Within days of the breakup, the former shelf had drifted over 50 km from Ellesmere Island before freezing into the sea ice for the winter. It was estimated in May 2007 to be between 42 and 45 m thick, on average.

The freed segment of the ice shelf, known as Ayles Ice Island, drifted southwesterly for two years, and in January 2007 accelerated into the open Arctic Ocean, causing concern for oil rig operators in the Beaufort Sea north of Prudhoe Bay, Alaska. In August 2007, however, the island became wedged into the Sverdrup Inlet of the Queen Elizabeth Islands. Although scientists initially thought it was likely to remain there for some time, possibly permanently, it soon afterwards broke into two parts and resumed movement.

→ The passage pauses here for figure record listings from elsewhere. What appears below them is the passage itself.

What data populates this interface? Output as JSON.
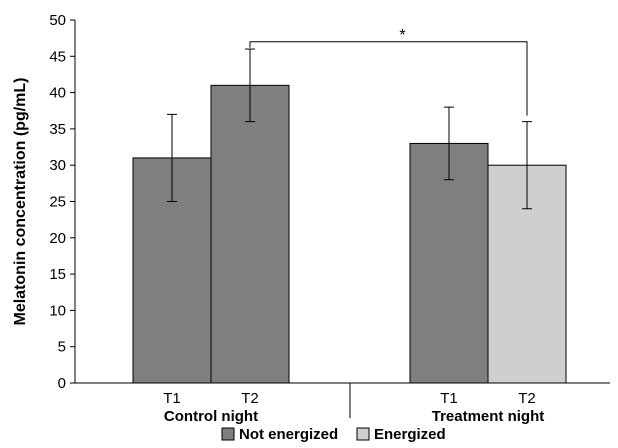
{
  "chart_data": {
    "type": "bar",
    "ylabel": "Melatonin concentration (pg/mL)",
    "ylim": [
      0,
      50
    ],
    "yticks": [
      0,
      5,
      10,
      15,
      20,
      25,
      30,
      35,
      40,
      45,
      50
    ],
    "grid": false,
    "groups": [
      {
        "label": "Control night",
        "bars": [
          {
            "category": "T1",
            "value": 31,
            "error": 6,
            "series": "Not energized"
          },
          {
            "category": "T2",
            "value": 41,
            "error": 5,
            "series": "Not energized"
          }
        ]
      },
      {
        "label": "Treatment night",
        "bars": [
          {
            "category": "T1",
            "value": 33,
            "error": 5,
            "series": "Not energized"
          },
          {
            "category": "T2",
            "value": 30,
            "error": 6,
            "series": "Energized"
          }
        ]
      }
    ],
    "legend": {
      "placement": "bottom",
      "entries": [
        {
          "name": "Not energized",
          "color": "#7f7f7f"
        },
        {
          "name": "Energized",
          "color": "#cfcfcf"
        }
      ]
    },
    "annotations": [
      {
        "text": "*",
        "between": [
          "Control night T2",
          "Treatment night T2"
        ],
        "at_value": 47
      }
    ]
  }
}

There is concern that the ice islands may become a hazard for ships and oil platforms.

==Other ice islands==
While the formation of the Ayles Ice Island received widespread attention at the time due to the availability of satellite imagery and the ability of news media and scientists to visit the island, it was by no means unprecedented. On August 14, 1946, a U.S. Air Force patrol plane flying 300 mi north of Point Barrow spotted an ice island, dubbed T-1, which was 15 by 18 mi. It was estimated to be from 204 to 1600 ft thick, with sides that rose from 30 to 200 ft above the sea surface - much larger than the Ayles Ice Island. Over the following three years, it travelled around 1500 mi along the Beaufort Eddy, a slow-moving ocean current that flows eastward across the North Pole, then back west along the coast. In 1950, the U.S. Air Force 58th Reconnaissance Squadron was ordered to find T-1, and any other ice islands in the Arctic. In July 1950, T-2 was found, a roughly rectangular ice island estimated to be 20 by 20 mi by dimension. In 1947, a joint U.S.-Canadian expedition had noted and photographed a fresh water sea formation in the sea off Ellesmere Island. From a photographic examination of its ridges, T-2 was discovered to be the same ice island spotted off Ellesmere Island in 1947. Later in July 1950, the U.S. Air Force found Fletcher's Ice Island, or T-3, a kidney-shaped island, 9 by 4.5 mi. This was later occupied for brief periods in the early and mid-1950s. In August 1951, T-1 was relocated, nestled along the coast of Ellesmere Island. It is not known how long prior T-1, T-2, and T-3 had been formed, but it is believed they had calved from ice shelves on northern Ellesmere Island. There are an estimated 80 ice islands in Canada's High Arctic, most of them part of the pack ice that covers the region.

Between August 1961 and April 1962, almost 600 km2 of ice broke away from the Ward Hunt Ice Shelf. This event was attributed to tidal and seismic events.